Review Women on The Verge of a Nervous Breakdown The Playhouse by Hannah Goslin

The critically acclaimed and possibly controversial in the West End sector, Women on the Verge of a Nervous Breakdown was a production I was very excited to see. Announced recently with an early closure, this news worried me in the contrast to the good comments I had heard about the production and so there was a slight anticipation to what I was about to embark on.
Women on the Verge is based on a Spanish film (Spanish: Mujeres al borde de un ataque de nervios)  written and directed by Pedro Almodóvar. The musical is still based in Spain but with a range of English dialects, we see the story of several women and their lives due to the impact of significant men; 3 women sharing a cheating middle-aged man and two younger women over the dream man. While this sounds an extremely feminist and almost man-bashing in its’ narrative, this comical musical professes much for both genders and orientations, hitting on some stereotypes in a funny way.
Returning to my earlier comment of being slightly controversial on the West End, Women on the Verge dared to bring a new and unconventional musical to the difficult and notorious scene where Musicals consist rarely of productions that are not well-known and usually of whose music everyone already knows, ready to sing along to. As someone who is not hugely into musicals, but is finding slight entertainment in them recently due to the West End, this satirical and broad attempt at a West End musical was right up my street – the music catchy, with a Spanish twist which complimented my love of European and Mediterranean culture and dared to bring out a bit of  atmosphere in such a small theatre.

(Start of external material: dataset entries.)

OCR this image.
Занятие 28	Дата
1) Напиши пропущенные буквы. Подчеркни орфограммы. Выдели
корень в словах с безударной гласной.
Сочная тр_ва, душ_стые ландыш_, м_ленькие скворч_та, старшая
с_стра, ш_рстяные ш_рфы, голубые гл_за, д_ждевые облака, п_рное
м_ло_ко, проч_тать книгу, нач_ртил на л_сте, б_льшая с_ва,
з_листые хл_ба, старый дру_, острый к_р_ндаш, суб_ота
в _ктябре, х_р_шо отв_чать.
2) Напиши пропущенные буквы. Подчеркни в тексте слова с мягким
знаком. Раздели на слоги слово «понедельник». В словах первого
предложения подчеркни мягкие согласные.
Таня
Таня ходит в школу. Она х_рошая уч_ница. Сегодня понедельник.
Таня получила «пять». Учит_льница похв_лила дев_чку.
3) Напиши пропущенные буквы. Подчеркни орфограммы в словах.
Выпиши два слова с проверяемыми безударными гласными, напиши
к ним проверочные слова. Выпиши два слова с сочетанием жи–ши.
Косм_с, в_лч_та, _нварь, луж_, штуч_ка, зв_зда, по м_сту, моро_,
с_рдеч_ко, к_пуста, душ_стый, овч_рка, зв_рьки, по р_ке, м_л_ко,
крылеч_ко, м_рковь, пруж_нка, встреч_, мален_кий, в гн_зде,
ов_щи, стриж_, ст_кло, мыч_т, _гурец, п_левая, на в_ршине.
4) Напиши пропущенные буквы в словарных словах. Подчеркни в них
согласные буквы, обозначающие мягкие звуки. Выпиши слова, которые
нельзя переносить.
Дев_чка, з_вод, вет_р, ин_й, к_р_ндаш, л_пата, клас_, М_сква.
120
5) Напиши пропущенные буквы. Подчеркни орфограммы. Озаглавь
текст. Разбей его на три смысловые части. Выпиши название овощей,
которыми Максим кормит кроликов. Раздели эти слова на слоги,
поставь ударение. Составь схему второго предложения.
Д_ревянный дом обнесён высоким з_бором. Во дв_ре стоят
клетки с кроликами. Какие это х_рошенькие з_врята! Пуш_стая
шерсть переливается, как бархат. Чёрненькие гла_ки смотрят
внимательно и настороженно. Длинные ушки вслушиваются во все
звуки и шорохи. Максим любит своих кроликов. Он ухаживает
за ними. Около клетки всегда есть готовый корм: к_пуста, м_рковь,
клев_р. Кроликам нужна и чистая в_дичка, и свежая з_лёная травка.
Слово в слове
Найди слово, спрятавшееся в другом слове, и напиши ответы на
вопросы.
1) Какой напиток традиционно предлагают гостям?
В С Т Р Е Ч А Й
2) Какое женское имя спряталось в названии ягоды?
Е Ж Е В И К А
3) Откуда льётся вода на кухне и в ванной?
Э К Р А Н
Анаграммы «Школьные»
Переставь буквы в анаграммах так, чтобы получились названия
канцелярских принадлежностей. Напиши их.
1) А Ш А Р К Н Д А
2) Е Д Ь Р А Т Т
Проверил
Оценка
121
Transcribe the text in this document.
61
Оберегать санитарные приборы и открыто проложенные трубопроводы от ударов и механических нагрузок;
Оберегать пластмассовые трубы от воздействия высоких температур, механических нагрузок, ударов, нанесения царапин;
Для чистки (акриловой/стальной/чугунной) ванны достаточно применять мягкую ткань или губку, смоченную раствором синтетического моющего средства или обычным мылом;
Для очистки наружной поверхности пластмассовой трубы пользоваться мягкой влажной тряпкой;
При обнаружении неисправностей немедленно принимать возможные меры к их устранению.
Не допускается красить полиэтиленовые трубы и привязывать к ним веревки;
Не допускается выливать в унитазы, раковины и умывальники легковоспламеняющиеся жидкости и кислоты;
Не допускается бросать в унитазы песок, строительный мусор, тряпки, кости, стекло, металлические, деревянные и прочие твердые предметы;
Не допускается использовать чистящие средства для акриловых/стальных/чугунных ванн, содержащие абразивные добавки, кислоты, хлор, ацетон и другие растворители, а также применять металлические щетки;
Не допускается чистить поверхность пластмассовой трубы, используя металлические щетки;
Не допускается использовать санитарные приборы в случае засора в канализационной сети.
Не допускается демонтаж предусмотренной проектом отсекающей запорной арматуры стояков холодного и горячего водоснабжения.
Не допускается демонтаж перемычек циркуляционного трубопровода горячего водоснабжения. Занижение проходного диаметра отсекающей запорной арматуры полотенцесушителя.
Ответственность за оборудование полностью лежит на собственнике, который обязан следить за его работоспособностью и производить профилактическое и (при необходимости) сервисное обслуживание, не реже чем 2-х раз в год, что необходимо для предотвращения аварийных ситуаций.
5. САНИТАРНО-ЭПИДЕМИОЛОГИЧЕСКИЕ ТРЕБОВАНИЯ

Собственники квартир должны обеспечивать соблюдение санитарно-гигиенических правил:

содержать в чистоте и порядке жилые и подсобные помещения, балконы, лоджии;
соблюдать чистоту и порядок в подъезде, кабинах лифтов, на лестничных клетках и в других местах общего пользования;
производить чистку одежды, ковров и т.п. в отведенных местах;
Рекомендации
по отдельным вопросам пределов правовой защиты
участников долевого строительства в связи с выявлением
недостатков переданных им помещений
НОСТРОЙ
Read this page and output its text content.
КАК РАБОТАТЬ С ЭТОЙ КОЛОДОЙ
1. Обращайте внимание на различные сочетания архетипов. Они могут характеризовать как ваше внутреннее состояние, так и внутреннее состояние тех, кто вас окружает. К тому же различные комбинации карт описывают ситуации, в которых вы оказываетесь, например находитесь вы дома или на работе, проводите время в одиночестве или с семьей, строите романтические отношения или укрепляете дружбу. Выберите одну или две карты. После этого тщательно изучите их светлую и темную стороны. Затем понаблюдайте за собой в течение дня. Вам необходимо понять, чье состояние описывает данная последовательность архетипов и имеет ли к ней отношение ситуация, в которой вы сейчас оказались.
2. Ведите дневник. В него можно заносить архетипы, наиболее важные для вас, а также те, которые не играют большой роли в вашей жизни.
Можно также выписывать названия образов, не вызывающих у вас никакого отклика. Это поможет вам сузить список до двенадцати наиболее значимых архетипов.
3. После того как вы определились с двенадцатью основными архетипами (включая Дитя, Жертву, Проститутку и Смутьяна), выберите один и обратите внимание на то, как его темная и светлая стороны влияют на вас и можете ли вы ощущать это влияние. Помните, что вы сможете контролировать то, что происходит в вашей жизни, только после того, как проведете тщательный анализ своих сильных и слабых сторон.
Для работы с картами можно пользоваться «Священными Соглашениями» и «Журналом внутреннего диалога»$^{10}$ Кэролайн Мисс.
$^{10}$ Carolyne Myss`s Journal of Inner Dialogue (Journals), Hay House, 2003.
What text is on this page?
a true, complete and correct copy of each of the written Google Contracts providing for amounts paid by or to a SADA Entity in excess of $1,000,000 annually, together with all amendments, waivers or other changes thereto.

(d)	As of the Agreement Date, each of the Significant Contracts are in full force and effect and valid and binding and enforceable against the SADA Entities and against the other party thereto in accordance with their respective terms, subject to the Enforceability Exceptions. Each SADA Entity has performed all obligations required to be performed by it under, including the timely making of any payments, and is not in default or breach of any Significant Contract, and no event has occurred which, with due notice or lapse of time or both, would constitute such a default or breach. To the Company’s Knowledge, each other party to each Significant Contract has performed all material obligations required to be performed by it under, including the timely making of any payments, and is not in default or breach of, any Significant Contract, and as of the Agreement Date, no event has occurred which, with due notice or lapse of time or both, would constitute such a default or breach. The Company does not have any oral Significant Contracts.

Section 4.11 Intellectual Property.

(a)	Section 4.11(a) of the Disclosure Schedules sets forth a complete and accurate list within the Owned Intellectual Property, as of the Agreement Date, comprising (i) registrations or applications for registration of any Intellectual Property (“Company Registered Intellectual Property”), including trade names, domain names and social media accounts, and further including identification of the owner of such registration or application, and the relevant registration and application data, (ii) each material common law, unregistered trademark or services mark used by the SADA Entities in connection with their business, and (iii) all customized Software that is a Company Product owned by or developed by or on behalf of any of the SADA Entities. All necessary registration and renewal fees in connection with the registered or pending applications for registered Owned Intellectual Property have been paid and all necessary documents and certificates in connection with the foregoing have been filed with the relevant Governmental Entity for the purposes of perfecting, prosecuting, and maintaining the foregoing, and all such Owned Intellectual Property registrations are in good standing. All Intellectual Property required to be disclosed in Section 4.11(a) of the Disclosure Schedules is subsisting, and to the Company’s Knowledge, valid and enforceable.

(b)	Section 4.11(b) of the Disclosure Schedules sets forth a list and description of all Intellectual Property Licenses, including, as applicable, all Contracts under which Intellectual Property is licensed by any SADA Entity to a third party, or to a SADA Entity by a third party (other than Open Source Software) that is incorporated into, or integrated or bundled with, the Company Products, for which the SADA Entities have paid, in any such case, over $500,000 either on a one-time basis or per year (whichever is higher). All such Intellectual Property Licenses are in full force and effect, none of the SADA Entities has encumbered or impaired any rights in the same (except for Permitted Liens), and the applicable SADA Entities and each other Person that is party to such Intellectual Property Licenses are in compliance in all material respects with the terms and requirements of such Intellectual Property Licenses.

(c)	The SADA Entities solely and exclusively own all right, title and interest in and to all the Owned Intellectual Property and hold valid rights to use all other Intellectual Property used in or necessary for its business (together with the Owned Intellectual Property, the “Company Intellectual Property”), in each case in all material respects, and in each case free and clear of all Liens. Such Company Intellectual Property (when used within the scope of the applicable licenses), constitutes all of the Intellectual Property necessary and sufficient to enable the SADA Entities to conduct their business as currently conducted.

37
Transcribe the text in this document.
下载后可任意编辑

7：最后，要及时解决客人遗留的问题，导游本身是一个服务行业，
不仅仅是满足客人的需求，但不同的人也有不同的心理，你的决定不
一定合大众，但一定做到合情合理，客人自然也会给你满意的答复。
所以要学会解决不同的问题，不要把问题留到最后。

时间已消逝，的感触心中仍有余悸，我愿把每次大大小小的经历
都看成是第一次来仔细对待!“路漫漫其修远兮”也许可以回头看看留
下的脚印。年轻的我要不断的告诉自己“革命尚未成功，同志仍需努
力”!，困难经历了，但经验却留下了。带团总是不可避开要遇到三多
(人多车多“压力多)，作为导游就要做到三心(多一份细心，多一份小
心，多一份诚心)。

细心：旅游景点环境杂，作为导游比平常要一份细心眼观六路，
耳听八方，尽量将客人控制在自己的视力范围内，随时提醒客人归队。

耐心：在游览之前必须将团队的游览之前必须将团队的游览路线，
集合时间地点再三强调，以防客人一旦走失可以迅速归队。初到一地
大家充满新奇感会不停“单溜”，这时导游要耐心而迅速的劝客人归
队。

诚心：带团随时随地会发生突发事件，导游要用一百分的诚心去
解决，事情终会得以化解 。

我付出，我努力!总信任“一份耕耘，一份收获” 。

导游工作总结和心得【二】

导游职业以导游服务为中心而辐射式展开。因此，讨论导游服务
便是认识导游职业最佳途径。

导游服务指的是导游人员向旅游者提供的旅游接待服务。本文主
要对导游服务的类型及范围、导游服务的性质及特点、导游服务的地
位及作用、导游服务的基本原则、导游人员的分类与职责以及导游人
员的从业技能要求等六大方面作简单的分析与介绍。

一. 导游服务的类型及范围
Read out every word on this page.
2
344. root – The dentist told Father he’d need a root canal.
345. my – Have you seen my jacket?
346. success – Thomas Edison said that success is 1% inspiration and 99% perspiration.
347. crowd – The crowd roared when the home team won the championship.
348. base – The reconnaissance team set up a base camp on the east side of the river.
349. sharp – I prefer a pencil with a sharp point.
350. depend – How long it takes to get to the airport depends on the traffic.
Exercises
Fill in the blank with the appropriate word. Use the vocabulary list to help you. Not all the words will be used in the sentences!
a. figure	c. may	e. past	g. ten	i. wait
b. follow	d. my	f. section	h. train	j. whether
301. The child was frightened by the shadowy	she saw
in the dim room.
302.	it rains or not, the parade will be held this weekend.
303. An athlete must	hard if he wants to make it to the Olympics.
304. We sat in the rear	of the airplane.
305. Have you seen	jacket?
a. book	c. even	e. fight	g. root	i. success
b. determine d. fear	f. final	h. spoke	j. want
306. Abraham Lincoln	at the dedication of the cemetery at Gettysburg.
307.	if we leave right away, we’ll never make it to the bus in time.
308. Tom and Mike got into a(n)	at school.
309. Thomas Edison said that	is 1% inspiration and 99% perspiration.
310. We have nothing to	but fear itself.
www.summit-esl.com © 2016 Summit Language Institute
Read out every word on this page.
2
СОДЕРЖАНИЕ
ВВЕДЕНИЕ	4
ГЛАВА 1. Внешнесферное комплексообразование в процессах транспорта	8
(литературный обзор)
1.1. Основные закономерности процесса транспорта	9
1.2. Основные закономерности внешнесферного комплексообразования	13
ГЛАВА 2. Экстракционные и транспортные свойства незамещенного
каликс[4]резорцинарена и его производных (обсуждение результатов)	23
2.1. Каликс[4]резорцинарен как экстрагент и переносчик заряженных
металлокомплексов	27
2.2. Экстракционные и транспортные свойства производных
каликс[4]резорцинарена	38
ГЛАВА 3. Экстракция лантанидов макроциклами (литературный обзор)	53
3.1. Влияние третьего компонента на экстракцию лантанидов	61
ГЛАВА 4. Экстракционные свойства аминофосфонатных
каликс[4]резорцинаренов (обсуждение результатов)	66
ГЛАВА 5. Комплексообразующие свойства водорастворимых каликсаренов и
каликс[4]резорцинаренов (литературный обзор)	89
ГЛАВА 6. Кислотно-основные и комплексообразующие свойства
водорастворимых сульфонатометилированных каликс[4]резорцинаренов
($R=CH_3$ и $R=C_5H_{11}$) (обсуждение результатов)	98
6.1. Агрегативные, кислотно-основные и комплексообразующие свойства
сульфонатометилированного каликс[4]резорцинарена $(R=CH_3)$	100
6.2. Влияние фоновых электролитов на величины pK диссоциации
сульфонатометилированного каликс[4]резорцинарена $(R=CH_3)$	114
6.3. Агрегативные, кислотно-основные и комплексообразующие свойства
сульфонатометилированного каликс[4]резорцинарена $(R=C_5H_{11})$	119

The set itself was something new – minimal in content but very realistic, the scenes were interchangeable and cleverly done so – performers on stage handing each other items during the change, with the main actress (Tamsin Greig) at times looking confused, as if this World was some dream state for her in a split second. This was one of the many comical ‘leitmotifs’ that added substance to the performance. The use of neon and bright colours from the staging to the lights to items of costumes was simple yet very effective, giving a sense of Spain’s change at the time in the 80’s, still with influences of the 70’s and 60’s.
My main excitement was of the main actress, Greig. As a huge fan of this comedy goddess from Black Books, Green Wing and more recently Friday Night Dinner, I was eager to see how she transformed on the stage. And boy, was I not disappointed. Professing a beautiful and strong voice, it was unexpected and awe-inspiring to hear from someone who I have personally put down for just TV scripted humour. Yet she also did not disappoint on the latter. Her comedy aura was huge on stage and her sheer talent to bring the big yet the small little changes in voice, expression or even these in the background gave a sense of naturalism and genuine acting skills.
With such talent, it could be seen as difficult to stand to this on stage, but all the fellow performers managed to do so. Easily, they seemed to have escalated their manic character’s to compete with Greig’s and therefore, there seemed a bond and synchronicity on stage. For such a quick paced and hilarious performance, it is great to see how close and trusting they are as a company to help things run so smoothly.
Ending the show, Greig brought herself out of the character to speak to us, encouraging us to come again and invite others due to the closure. Her humbleness and honesty, as well as some personal humour in congratulating the men of the audience to undertake such a show and to all of us as a collective for embarking on something a little different to the usual West End, was warming and gave us more of a personal feeling to the performance than we already had, after easily relating to the content.
Men or Women, this show caters for all, whether it is the relatable narrative, the comical scenes or the unusual take on a musical, this is a show that would be a shame to miss. So much so, I am considering seeing it just one more time, just as a treat!